The company also said it will champion a device reuse culture in 30 cities by 2030, building on its partnership with Coventry City Council. The aim is to keep technology in use for longer, support digital inclusion, and reduce electronic waste.

Dana Haidan, chief sustainability officer at Virgin Media O2, said: “Our Green Transition Plan is a milestone in Virgin Media O2’s journey to become a more resilient, lower carbon business.

“It’s a long-term commitment backed with action across many interconnected areas where we’re working to reach net zero, give technology a second life, and build and operate climate-resilient networks.

“Embedding responsible business into every decision Virgin Media O2 makes is key, as we reduce our environmental impact, help protect the planet, and keep our customers connected.”

The plan is underpinned by 14 transition levers, including work with suppliers to cut carbon and waste from network and customer equipment, sourcing carbon-free energy, improving device energy efficiency, and continued network investment.

Virgin Media O2 also highlighted external dependencies, including the decarbonisation of the UK electricity grid and the development of a government-led national strategy to support commercial fleet electrification.

The plan shows how climate commitments are becoming part of infrastructure strategy rather than a separate sustainability exercise. Telecoms operators are exposed to energy demand, network equipment, customer devices, data traffic growth, field engineering fleets, supplier emissions, and physical climate risks such as heat, flooding, and storms.

Connectivity is becoming more energy-intensive as data use grows and networks move towards higher-capacity mobile and broadband infrastructure. Operators therefore need to reduce emissions while continuing to invest in service reliability, coverage, resilience, and digital capacity.

Climate resilience is a particularly demanding part of the plan. Net zero strategies have often focused on emissions trajectories, but telecoms networks also need to adapt to physical disruption. Extreme heat can affect equipment performance. Flooding can damage infrastructure. Severe weather can interrupt field operations and service continuity.

The circularity commitments reflect a wider shift in technology sustainability. Smartphones, tablets, routers, consoles, and network hardware carry embedded emissions and material demand. Extending product life, increasing refurbishment, and improving recycling can reduce waste and soften demand for critical materials.

The broader reporting environment is also becoming more granular. CDP’s recent addition of an ocean disclosure category showed how environmental disclosure is extending into more specific dependencies, impacts, supply chain engagement, targets, and board oversight. Virgin Media O2’s plan follows the same demand for clearer targets, defined levers, and closer links between sustainability and operating resilience.

The supplier dimension will be difficult. Scope 3 emissions are often the largest part of a telecoms company’s footprint, covering equipment manufacturing, logistics, customer devices, construction, maintenance, and downstream use. Cutting Scope 3 emissions by 50% by 2030 will depend on supplier engagement, procurement standards, product design, and better data.

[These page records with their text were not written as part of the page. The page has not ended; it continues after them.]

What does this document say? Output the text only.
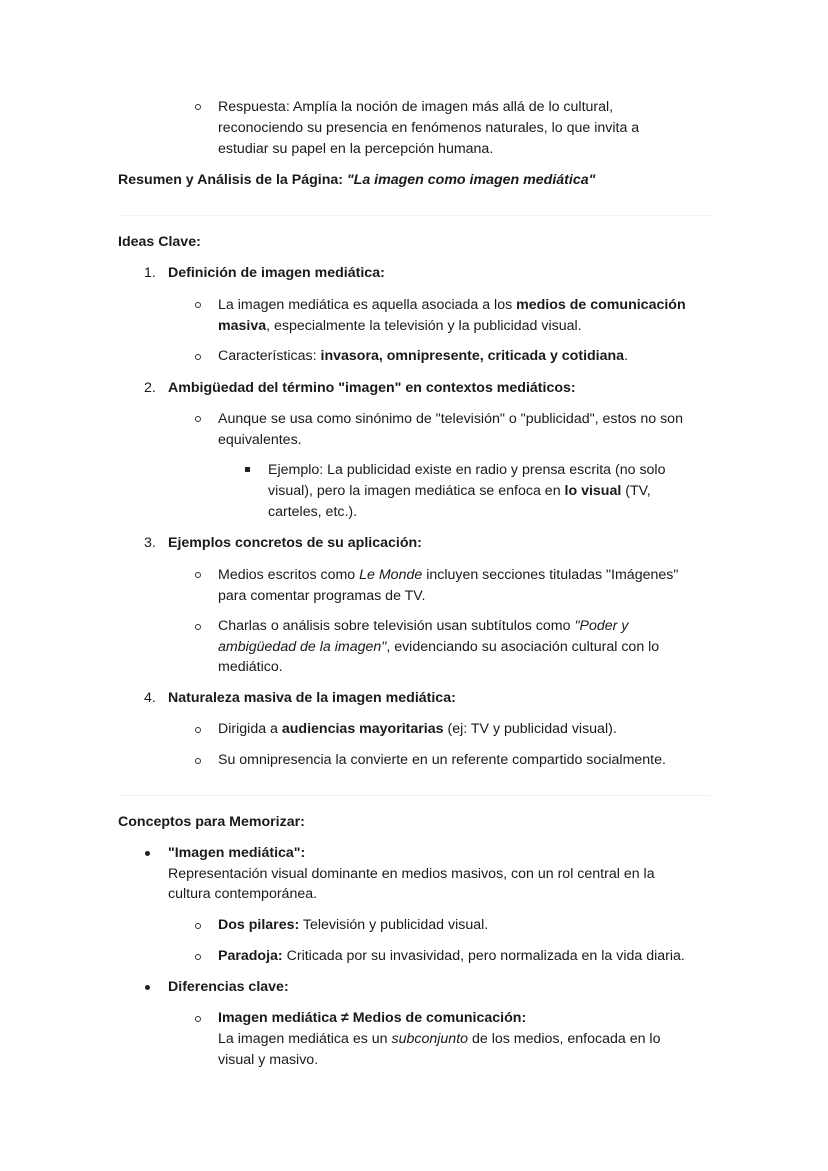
Respuesta: Amplía la noción de imagen más allá de lo cultural,
reconociendo su presencia en fenómenos naturales, lo que invita a
estudiar su papel en la percepción humana.
Resumen y Análisis de la Página: "La imagen como imagen mediática"
Ideas Clave:
1. Definición de imagen mediática:
La imagen mediática es aquella asociada a los medios de comunicación
masiva, especialmente la televisión y la publicidad visual.
Características: invasora, omnipresente, criticada y cotidiana.
2. Ambigüedad del término "imagen" en contextos mediáticos:
Aunque se usa como sinónimo de "televisión" o "publicidad", estos no son
equivalentes.
Ejemplo: La publicidad existe en radio y prensa escrita (no solo
visual), pero la imagen mediática se enfoca en lo visual (TV,
carteles, etc.).
3. Ejemplos concretos de su aplicación:
Medios escritos como Le Monde incluyen secciones tituladas "Imágenes"
para comentar programas de TV.
Charlas o análisis sobre televisión usan subtítulos como "Poder y
ambigüedad de la imagen", evidenciando su asociación cultural con lo
mediático.
4. Naturaleza masiva de la imagen mediática:
Dirigida a audiencias mayoritarias (ej: TV y publicidad visual).
Su omnipresencia la convierte en un referente compartido socialmente.
Conceptos para Memorizar:
"Imagen mediática":
Representación visual dominante en medios masivos, con un rol central en la
cultura contemporánea.
Dos pilares: Televisión y publicidad visual.
Paradoja: Criticada por su invasividad, pero normalizada en la vida diaria.
Diferencias clave:
Imagen mediática ≠ Medios de comunicación:
La imagen mediática es un subconjunto de los medios, enfocada en lo
visual y masivo.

There is also a commercial dimension to refurbished devices. Reuse and recycling can create lower-cost customer options, deepen retention, reduce supply exposure, and open additional revenue streams in a market where consumers remain sensitive to device and contract costs.

The plan will now be judged on delivery. Companies are more willing to publish transition plans, but investors, regulators, customers, and campaigners increasingly expect evidence of capital alignment, governance, interim progress, and measurable reductions. For a telecoms operator, the test is whether emissions reduction, device circularity, network investment, and resilience planning can advance together rather than compete for budget.

Virgin Media O2’s Green Transition Plan places sustainability inside the core infrastructure challenge facing the sector: keeping customers connected as networks carry more data, weather risk increases, and the environmental cost of technology becomes more visible.